There came a stranger—a ‘cockatoo’—
The word means farmer, as all men know
Who dwell in the land where the kangaroo
Barks loud at dawn, and the white-eyed crow
Uplifts his song on the stockyard fence
As he watches the lambkins passing hence.
The sunburnt stranger was gaunt and brown,
But it soon appeared that he meant to flout
The iron law of the country town,
Which is—that the stranger has got to shout:
‘If he will not shout we must take him down,’
Remarked the yokels of Walgett Town.
They baited a trap with a crafty bait,
With a crafty bait, for they held discourse
Concerning a new chum who of late
Had bought such a thoroughly lazy horse;
They would wager that no one could ride him down
The length of the city of Walgett Town.
The stranger was born on a horse’s hide;
So he took the wagers, and made them good
With his hard-earned cash—but his hopes they died,
For the horse was a clothes-horse, made of wood!

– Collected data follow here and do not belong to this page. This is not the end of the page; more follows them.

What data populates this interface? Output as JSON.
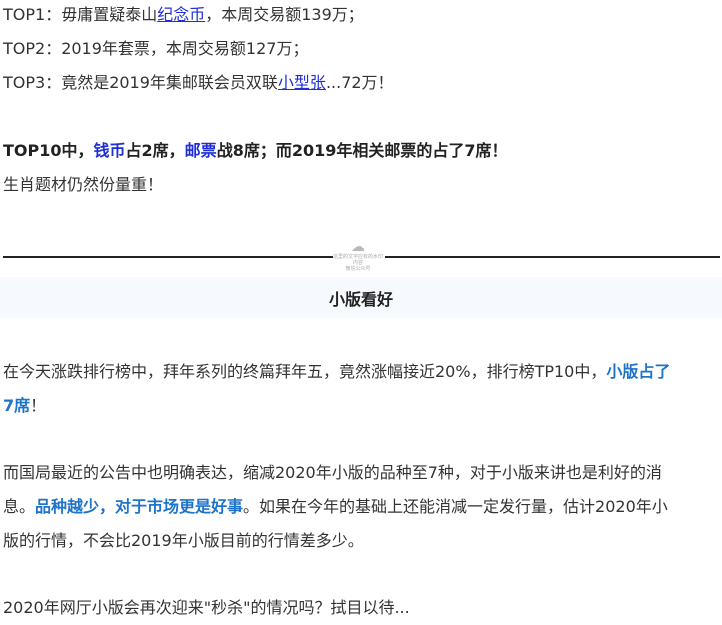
{
  "top_list": {
    "top1": {
      "prefix": "TOP1：毋庸置疑泰山",
      "link": "纪念币",
      "suffix": "，本周交易额139万；"
    },
    "top2": {
      "text": "TOP2：2019年套票，本周交易额127万；"
    },
    "top3": {
      "prefix": "TOP3：竟然是2019年集邮联会员双联",
      "link": "小型张",
      "suffix": "...72万！"
    }
  },
  "summary": {
    "part1": "TOP10中，",
    "link1": "钱币",
    "part2": "占2席，",
    "link2": "邮票",
    "part3": "战8席；而2019年相关邮票的占了7席！",
    "note": "生肖题材仍然份量重！"
  },
  "watermark": {
    "line1": "这里的文字应有的水印内容",
    "line2": "微信公众号"
  },
  "section": {
    "title": "小版看好"
  },
  "paragraphs": {
    "p1_text": "在今天涨跌排行榜中，拜年系列的终篇拜年五，竟然涨幅接近20%，排行榜TP10中，",
    "p1_highlight_a": "小版占了",
    "p1_highlight_b": "7席",
    "p1_end": "！",
    "p2_text_a": "而国局最近的公告中也明确表达，缩减2020年小版的品种至7种，对于小版来讲也是利好的消",
    "p2_text_b": "息。",
    "p2_highlight": "品种越少，对于市场更是好事",
    "p2_text_c": "。如果在今年的基础上还能消减一定发行量，估计2020年小",
    "p2_text_d": "版的行情，不会比2019年小版目前的行情差多少。",
    "p3_text": "2020年网厅小版会再次迎来\"秒杀\"的情况吗？拭目以待..."
  }
}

’Twas a well-known horse that had taken down
Full many a stranger in Walgett Town.
The stranger smiled with a sickly smile—
’Tis a sickly smile that the loser grins—
And he said he had travelled for quite a while
In trying to sell some marsupial skins.
‘And I thought that perhaps, as you’ve took me down,
You would buy them from me, in Walgett Town!’

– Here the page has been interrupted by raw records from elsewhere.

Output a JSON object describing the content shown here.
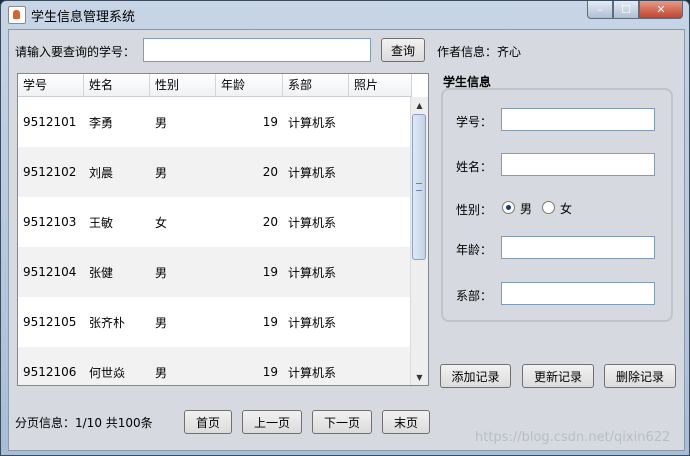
{
  "window": {
    "title": "学生信息管理系统",
    "controls": {
      "minimize": "–",
      "maximize": "☐",
      "close": "✕"
    }
  },
  "search": {
    "label": "请输入要查询的学号：",
    "value": "",
    "button": "查询"
  },
  "author": "作者信息：齐心",
  "table": {
    "columns": [
      "学号",
      "姓名",
      "性别",
      "年龄",
      "系部",
      "照片"
    ],
    "rows": [
      [
        "9512101",
        "李勇",
        "男",
        "19",
        "计算机系",
        ""
      ],
      [
        "9512102",
        "刘晨",
        "男",
        "20",
        "计算机系",
        ""
      ],
      [
        "9512103",
        "王敏",
        "女",
        "20",
        "计算机系",
        ""
      ],
      [
        "9512104",
        "张健",
        "男",
        "19",
        "计算机系",
        ""
      ],
      [
        "9512105",
        "张齐朴",
        "男",
        "19",
        "计算机系",
        ""
      ],
      [
        "9512106",
        "何世焱",
        "男",
        "19",
        "计算机系",
        ""
      ]
    ]
  },
  "form": {
    "title": "学生信息",
    "id_label": "学号：",
    "name_label": "姓名：",
    "gender_label": "性别：",
    "male": "男",
    "female": "女",
    "gender_selected": "男",
    "age_label": "年龄：",
    "dept_label": "系部：",
    "id_value": "",
    "name_value": "",
    "age_value": "",
    "dept_value": ""
  },
  "actions": {
    "add": "添加记录",
    "update": "更新记录",
    "delete": "删除记录"
  },
  "pagination": {
    "info": "分页信息：1/10 共100条",
    "first": "首页",
    "prev": "上一页",
    "next": "下一页",
    "last": "末页"
  },
  "watermark": "https://blog.csdn.net/qixin622"
}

He said that his home was at Wingadee,
At Wingadee where he had for sale
Some fifty skins and would guarantee
They were full-sized skins, with the ears and tail
Complete, and he sold them for money down
To a venturesome buyer in Walgett Town.
Then he smiled a smile as he pouched the pelf,
‘I’m glad that I’m quit of them, win or lose:
You can fetch them in when it suits yourself,
And you’ll find the skins—on the kangaroos!’
Then he left—and the silence settled down
L
ike a tangible thing upon Walgett Town.
Part 3
DAVE IN LOVE
Here are some ‘love stories’ from the bush. They range in style from Henry Handel Richardson’s insightful examination of adolescent sexual awakening to the stereotypical Victorian melodrama of Marcus Clarke and Ethel Mills.
In between those two extremes are some delightfully well-observed stories which delve into various aspects of the relationships between men and women. Some are poignant, some are amusing, and some are both. What they have in common is a special ‘bush’ flavour—most of them explore the stoic nature of the outback characters whose tales they are.
Lawson once wrote, ‘they say that I never have written of love’. Of course he had, and quite successfully, too. It is, however, a common, ill-informed ‘furphy’ that our colonial authors did not write well about women and love. I hope this selection of stories proves that opinion to be a furphy, indeed.
‘TO MANY LADIES’
‘DR NIL’
(CHARLES SOUTER)
When you raise your gentle eyes
All the blue fades from the skies.
When your tones so softly ring
All the birds forget to sing.
When you smile, the sea smiles too.
’Tis the same, whate’er you do:
Nature takes her cue from you.
THE WRONG TURNING
HENRY HANDEL RICH ARDSON
THE WAY HE HELPED her into the boat was delicious, simply delicious: it made her feel like a grown-up lady to be taken so much care of. Usually, people didn’t mind how you got in and out of things, as you were only thirteen. And before he let her step off the landing he took her strap of books from her, those wretched schoolbooks, which stamped her, but which she hadn’t known how to get rid of: her one chance of going for a row was secretly, on her way home from school. But he seemed to understand, without being told, how she despised them, and he put them somewhere in the boat where they wouldn’t get wet, and yet she didn’t need to see them. (She wondered what he had done with his own.)